Fat embolism syndrome is characterized by pulmonary insufficiency, neurologic symptoms, anemia and thrombocytopenia. The diagnosis is based on clinical presentation of symptoms which usually appear one to three days after injury. Onset is sudden. Presenting symptoms are myriad and include tachypnea, dyspnea and tachycardia. The most significant feature of FES is the potentially severe respiratory effects, which may result in adult respiratory distress syndrome (ARDS). Neurologic symptoms may also be present; initial irritability, confusion and restlessness may progress to delirium or coma. Petechiae appear on the trunk and face and in the axillary folds, conjunctiva and fundi in up to 50 percent of patients and can aid in diagnosis [1-3]. Of these symptoms, respiratory insufficiency, central neurologic impairment and petechial rash are considered major diagnostic criteria, and tachycardia, fever, retinal fat emboli, lipiduria, anemia and thrombocytopenia are considered minor diagnostic criteria [4].

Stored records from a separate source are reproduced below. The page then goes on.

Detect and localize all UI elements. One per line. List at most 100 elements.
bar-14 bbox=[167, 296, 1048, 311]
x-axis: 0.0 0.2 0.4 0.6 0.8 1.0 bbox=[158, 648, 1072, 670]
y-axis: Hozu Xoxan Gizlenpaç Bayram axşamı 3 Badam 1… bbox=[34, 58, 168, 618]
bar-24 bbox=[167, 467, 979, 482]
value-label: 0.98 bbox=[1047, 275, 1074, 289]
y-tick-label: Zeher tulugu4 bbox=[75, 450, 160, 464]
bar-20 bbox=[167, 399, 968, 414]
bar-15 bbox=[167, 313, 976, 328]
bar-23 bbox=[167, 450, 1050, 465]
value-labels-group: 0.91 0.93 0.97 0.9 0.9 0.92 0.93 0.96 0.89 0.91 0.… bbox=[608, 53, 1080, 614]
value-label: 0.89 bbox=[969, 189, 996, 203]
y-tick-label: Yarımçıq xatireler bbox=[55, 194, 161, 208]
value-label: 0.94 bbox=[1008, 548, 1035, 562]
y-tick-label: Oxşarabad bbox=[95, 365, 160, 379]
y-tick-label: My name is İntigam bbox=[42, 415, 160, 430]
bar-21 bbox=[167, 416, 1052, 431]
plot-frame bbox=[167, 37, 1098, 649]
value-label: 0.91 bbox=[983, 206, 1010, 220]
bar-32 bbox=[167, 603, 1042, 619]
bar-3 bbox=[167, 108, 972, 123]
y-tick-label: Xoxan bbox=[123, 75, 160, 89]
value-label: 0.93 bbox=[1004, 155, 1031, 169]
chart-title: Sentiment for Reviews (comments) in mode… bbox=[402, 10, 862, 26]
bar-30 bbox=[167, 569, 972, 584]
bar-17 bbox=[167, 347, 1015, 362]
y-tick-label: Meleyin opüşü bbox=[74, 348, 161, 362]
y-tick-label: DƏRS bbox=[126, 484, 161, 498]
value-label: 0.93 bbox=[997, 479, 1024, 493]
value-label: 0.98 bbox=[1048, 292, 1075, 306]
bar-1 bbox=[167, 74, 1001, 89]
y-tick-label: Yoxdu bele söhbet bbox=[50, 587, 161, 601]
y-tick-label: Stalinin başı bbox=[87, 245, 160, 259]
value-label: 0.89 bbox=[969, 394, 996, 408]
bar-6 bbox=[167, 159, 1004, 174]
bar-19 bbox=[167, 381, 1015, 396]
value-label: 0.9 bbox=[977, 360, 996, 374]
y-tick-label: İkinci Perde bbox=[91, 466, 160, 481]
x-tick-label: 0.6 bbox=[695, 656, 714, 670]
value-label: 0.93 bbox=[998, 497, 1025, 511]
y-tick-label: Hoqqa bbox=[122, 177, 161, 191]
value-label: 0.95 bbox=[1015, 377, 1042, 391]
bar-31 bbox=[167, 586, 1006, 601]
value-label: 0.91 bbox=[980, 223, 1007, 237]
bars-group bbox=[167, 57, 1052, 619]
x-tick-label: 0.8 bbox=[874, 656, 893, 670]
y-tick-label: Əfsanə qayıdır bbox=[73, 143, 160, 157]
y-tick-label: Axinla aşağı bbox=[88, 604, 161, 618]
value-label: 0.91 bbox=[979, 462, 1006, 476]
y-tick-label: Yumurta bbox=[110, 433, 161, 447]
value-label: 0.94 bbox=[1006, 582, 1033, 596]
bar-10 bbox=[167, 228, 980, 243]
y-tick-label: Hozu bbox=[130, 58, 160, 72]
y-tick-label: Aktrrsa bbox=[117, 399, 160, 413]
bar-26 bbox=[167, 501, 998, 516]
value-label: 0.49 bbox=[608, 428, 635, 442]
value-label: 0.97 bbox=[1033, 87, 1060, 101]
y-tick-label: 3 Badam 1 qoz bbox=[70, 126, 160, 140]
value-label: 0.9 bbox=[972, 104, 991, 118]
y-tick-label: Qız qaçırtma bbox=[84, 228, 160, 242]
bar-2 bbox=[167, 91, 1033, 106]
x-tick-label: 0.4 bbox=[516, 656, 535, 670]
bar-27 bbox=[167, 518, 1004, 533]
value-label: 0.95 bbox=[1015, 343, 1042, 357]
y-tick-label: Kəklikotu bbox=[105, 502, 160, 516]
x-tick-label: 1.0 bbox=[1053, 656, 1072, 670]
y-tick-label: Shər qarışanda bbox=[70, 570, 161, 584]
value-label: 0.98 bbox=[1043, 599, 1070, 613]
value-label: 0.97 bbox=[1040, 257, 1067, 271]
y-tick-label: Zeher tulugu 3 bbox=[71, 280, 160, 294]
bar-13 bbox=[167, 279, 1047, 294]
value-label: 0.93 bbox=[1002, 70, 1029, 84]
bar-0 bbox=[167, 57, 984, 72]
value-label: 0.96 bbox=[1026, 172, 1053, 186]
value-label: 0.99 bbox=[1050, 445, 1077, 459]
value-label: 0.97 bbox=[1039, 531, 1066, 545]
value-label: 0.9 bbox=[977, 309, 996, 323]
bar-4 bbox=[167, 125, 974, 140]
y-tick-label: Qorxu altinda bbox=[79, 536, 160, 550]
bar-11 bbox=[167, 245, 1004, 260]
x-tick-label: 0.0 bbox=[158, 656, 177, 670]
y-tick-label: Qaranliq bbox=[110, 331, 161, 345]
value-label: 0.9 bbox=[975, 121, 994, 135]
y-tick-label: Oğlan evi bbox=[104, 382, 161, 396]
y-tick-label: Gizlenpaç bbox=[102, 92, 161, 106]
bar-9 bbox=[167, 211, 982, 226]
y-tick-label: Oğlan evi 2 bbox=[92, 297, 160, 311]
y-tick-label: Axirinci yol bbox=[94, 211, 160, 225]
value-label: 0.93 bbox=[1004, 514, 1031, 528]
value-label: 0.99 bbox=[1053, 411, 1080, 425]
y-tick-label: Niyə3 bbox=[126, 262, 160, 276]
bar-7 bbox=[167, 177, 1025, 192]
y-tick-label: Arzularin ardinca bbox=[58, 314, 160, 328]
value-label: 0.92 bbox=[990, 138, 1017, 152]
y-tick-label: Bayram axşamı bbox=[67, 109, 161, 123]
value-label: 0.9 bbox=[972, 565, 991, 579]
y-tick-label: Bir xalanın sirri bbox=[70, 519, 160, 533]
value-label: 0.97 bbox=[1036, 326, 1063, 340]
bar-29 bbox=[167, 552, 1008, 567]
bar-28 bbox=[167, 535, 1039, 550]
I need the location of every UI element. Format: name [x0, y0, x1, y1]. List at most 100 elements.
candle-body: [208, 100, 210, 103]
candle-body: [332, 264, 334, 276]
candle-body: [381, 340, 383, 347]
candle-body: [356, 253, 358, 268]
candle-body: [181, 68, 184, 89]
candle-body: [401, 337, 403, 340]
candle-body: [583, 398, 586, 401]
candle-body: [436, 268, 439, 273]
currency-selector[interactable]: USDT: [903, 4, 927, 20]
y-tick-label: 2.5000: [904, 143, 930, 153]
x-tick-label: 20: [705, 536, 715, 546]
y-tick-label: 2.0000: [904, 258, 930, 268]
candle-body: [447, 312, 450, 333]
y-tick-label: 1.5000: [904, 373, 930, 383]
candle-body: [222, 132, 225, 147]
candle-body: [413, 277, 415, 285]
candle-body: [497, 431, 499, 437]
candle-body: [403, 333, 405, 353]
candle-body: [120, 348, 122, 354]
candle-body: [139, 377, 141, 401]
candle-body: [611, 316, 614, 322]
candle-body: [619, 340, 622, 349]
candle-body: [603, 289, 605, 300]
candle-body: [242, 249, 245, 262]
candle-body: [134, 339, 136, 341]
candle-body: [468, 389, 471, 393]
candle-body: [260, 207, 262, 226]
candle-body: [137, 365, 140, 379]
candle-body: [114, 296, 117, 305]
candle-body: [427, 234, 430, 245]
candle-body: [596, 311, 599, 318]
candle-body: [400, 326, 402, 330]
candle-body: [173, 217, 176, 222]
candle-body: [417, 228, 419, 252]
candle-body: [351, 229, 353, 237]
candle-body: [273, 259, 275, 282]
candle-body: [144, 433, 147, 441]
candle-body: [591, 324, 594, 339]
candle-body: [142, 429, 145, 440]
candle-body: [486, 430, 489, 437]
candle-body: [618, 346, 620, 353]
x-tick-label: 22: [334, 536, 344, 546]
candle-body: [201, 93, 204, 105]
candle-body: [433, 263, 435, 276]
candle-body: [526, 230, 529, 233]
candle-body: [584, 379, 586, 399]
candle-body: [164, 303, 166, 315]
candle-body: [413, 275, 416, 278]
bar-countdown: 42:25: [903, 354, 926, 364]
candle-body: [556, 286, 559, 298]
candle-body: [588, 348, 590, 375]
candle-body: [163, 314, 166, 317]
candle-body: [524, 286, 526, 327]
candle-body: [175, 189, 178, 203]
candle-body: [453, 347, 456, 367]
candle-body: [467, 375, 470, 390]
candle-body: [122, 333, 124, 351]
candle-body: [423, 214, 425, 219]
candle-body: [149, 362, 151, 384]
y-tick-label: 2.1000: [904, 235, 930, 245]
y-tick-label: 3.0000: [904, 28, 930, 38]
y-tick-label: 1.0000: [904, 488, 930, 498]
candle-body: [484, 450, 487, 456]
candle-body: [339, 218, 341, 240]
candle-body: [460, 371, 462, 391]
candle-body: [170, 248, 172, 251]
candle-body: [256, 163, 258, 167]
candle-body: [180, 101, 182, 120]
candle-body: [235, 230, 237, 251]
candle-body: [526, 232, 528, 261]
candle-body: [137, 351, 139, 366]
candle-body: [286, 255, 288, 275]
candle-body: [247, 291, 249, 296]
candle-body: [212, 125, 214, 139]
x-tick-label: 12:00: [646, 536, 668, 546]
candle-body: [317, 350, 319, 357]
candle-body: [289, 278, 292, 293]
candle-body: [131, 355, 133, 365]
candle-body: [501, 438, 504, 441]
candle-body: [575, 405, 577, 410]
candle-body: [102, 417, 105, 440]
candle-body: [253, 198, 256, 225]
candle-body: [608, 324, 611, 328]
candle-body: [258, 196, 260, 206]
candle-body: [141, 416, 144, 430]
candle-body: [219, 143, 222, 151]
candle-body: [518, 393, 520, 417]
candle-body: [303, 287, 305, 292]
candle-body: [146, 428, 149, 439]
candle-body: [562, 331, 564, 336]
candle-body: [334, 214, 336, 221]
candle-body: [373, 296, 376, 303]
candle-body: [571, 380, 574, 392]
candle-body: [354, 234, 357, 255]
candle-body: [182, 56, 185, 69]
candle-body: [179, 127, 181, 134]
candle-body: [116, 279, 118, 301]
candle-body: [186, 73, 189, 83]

The most effective approach to treatment of FES is prevention. An accepted prevention strategy is early stabilization of fractures, particularly of the tibia and femur, which allows patients to mobilize more quickly. This has been found to decrease the incidence of FES, ARDS and pneumonia and reduce the length of hospital stay [5-7]. Aggressive fluid resuscitation and maintenance of an adequate circulatory volume have also been shown to be protective. More controversial is the use of prophylactic corticosteroids. Nearly all trials of both low and high dose methylprednisolone have demonstrated a reduction in the incidence of FES as well as less severe hypoxemia [8-10]. Since most cases of FES are mild and the great majority of patients recover, concerns regarding the risk of infection and wound healing impairment have limited the routine use of corticosteroids. Once symptoms develop, treatment is supportive. Corticosteroids may be beneficial if cerebral edema is present. Respiratory insufficiency is treated with oxygen therapy and continuous positive end-expiratory pressure ventilation.